Nach Angaben der Polizei gingen in Gera (Thüringen) etwa 10 000 Menschen auf die Straße. Die Teilnehmer der abendlichen Demonstration forderten die Aufhebung der Sanktionen gegen Russland. Laut DPA nahm der Vorsitzende der rechtspopulistischen Partei Alternative für Deutschland (AfD) in Thüringen, Björn Hoeke, an der Demonstration teil.
Auch in vielen Städten eines anderen Bundeslandes, nämlich Sachsen, gab es Proteste. In der Leipziger Innenstadt fand zum Beispiel eine Demonstration unter dem Motto "Für Frieden, Freiheit und Selbstbestimmung" statt. Die Zahl der Teilnehmer lag nach Angaben der örtlichen Polizei im unteren vierstelligen Bereich.

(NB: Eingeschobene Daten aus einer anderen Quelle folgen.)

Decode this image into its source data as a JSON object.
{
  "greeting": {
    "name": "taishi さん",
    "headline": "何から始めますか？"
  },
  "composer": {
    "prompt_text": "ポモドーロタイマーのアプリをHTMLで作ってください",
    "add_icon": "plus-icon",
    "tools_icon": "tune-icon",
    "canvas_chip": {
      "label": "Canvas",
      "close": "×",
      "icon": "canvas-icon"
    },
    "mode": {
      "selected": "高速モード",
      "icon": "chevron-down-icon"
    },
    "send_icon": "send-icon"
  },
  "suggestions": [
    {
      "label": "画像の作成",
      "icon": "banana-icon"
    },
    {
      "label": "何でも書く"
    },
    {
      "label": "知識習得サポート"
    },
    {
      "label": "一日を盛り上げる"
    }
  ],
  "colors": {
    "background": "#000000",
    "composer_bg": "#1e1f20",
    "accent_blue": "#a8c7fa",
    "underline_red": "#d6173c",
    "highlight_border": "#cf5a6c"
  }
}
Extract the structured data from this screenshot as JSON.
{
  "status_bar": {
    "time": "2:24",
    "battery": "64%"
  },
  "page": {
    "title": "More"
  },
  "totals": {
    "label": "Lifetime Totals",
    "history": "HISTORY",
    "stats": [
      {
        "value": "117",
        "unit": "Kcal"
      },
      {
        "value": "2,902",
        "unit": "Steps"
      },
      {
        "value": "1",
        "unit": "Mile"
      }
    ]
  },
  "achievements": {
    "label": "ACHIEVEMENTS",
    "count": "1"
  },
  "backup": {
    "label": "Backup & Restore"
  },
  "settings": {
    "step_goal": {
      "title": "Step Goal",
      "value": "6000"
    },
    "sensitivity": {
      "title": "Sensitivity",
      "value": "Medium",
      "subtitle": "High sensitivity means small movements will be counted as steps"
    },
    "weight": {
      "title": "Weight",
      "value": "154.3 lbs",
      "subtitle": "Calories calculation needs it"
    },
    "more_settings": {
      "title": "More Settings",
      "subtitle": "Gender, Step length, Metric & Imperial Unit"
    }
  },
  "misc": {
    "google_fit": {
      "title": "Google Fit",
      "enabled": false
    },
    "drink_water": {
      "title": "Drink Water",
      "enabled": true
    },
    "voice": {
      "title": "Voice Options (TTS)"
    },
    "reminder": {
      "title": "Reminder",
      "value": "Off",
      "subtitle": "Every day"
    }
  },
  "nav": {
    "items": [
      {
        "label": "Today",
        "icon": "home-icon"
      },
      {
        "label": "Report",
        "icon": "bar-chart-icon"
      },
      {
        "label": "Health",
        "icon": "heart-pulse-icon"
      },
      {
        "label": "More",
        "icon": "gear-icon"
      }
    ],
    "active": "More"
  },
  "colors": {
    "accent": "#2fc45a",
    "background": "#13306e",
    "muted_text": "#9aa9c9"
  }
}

Auch in Dresden gab es Proteste von Aktivisten, darunter die AfD. Nach Angaben der Ordnungskräfte waren bereits am Sonntag rund 1.400 Menschen durch die Dresdner Innenstadt marschiert.
Rund 2.000 Demonstranten zogen durch die Innenstadt von Frankfurt an der Oder in Brandenburg. Nach Angaben der Polizei wurde am Montagabend in Cottbus, der zweitgrößten Stadt des Landes Brandenburg, eine Demonstration mit mehreren hundert Teilnehmern angemeldet. Auch in anderen ostdeutschen Städten wie Plauen in Sachsen und Magdeburg in Sachsen-Anhalt kam es zu Protesten. Mehr als 7.000 Menschen gingen in rund 15 Städten in Mecklenburg-Vorpommern auf die Straße, darunter Schwerin, Wismar, Ludwigslust, Neubrandenburg, Güstrow und Waren.